Version 0.5 contains a brand new backend to create a better base for future improvements. A blog post describes the differences between the old and the new architecture.
Graphite
Graphite (website, GitHub, Discord, Twitter) is a free in-development raster and vector 2D graphics editor. It will be powered by a node graph compositing engine that supercharges your layer stack, providing a completely non-destructive editing experience.
The past month’s Sprint 14 has focused on further editor features and UX improvements:
-
It’s your type: The Text tool now provides over 1400 fonts with bold/italic styles from the Google Fonts library.
-
Oh snap!: A refactor and polish pass on the snapping system provides better clarity and consistency. And shapes now have outlines on hover and selection for easier targeting.
-
Have a dialog: Supported by a refactor that moved dialog layouts into the Rust backend, users can now create new documents of specified sizes and export artwork as PNG/JPG with new File menu dialogs.
-
Pack it up: The web component of the stack was finally upgraded to Webpack 5 which cleans up a mess of outdated dependencies.
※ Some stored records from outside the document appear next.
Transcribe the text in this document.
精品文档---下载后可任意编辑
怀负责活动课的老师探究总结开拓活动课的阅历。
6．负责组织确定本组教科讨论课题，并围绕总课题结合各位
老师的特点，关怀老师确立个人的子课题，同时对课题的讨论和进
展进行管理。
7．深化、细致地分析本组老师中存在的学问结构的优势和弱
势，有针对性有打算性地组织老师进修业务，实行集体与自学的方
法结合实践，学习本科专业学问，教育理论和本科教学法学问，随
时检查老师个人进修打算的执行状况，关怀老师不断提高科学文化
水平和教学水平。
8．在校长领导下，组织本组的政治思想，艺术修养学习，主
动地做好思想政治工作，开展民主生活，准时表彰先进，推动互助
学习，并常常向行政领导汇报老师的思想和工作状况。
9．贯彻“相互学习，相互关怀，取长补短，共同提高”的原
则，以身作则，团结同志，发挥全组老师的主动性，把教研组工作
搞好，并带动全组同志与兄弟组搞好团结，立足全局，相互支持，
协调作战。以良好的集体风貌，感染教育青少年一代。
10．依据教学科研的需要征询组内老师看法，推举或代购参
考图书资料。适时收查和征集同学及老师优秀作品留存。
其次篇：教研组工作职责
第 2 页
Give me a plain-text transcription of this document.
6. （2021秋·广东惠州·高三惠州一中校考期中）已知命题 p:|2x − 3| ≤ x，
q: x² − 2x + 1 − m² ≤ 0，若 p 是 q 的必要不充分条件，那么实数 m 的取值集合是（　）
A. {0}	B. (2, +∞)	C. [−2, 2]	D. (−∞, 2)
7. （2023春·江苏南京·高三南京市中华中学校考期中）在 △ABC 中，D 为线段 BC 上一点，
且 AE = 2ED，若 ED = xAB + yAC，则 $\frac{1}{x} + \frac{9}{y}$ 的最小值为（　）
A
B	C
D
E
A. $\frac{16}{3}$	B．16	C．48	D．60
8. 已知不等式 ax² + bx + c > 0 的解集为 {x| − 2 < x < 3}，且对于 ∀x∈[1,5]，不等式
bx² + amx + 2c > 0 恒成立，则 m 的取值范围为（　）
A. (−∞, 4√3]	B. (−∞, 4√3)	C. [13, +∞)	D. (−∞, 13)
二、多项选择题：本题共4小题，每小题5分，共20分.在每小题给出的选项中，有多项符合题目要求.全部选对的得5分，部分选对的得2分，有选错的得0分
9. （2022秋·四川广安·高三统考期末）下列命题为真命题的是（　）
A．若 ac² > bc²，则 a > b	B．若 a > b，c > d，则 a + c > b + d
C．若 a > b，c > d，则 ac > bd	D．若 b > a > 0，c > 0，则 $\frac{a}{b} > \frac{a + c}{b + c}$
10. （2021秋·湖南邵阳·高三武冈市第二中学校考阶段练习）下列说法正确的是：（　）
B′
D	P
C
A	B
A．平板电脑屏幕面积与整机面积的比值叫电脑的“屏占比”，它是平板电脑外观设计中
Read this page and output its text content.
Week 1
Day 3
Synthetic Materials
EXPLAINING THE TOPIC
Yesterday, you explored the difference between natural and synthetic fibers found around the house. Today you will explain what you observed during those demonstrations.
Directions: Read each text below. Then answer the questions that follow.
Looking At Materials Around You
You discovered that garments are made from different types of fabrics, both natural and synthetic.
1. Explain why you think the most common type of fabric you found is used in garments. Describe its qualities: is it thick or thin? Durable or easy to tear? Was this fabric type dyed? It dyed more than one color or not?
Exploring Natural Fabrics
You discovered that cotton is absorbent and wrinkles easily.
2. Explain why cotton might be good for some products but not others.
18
Open the editor in your browser and give it a try.
Library Updates
Notan v0.3.0
Notan is a simple and portable layer designed to create your own multimedia apps on top of it without worrying about platform-specific code.
The main goal is to provide a set of APIs and tools that can be used to create your project in an ergonomic manner without enforcing any structure or pattern, always trying to stay out of your way. The idea is that you can use it as a foundation layer or backend for your next app, game engine, or game.
The latest version v0.3.0 comes with audio support for all platforms using as default backend oddio and symphonia.
Other News
- Other game updates:
- Last of the Sky Folk is a grapple-hook based platformer created for LD50.
- Heute Nicht rythm game is another LD50 submission.
- Other learning material updates
- PhaestusFox started a Bevy tutorial servies and 0.6 to 0.7 Migration Guide YouTube series.
- @TantanDev released a “Rust multi-threading code review” video.
- Other library updates:
- tween is an std-optional tweening library, designed for use in games and animations.
- cosync provides a single-threaded, sequential, parameterized async runtime.
- SuInput is an input system designed to give pancake and XR applications access to a huge range of input devices while minimizing the amount of complexity needed to support them.
- bevy_blender v0.2 with lots of new features is out.
Requests for Contribution
- Graphite is looking for contributors to help build the new node graph and 2D rendering systems.
- winit’s “difficulty: easy” issues.
- Backroll-rs, a new networking library.
- Embark’s open issues (embark.rs).
- wgpu’s “help wanted” issues.
- luminance’s “low hanging fruit” issues.
- ggez’s “good first issue” issues.
- Veloren’s “beginner” issues.
- Amethyst’s “good first issue” issues.
- A/B Street’s “good first issue” issues.
- Mun’s “good first issue” issues.
- SIMple Mechanic’s good first issues.
- Bevy’s “good first issue” issues.
Jobs
- DIMS
(Stockholm/Remote)
- Tools Programmer
- Internship: Game Design
- Embark Studios
(Stockholm/Hybrid Remote)
- Various roles
That’s all news for today, thanks for reading!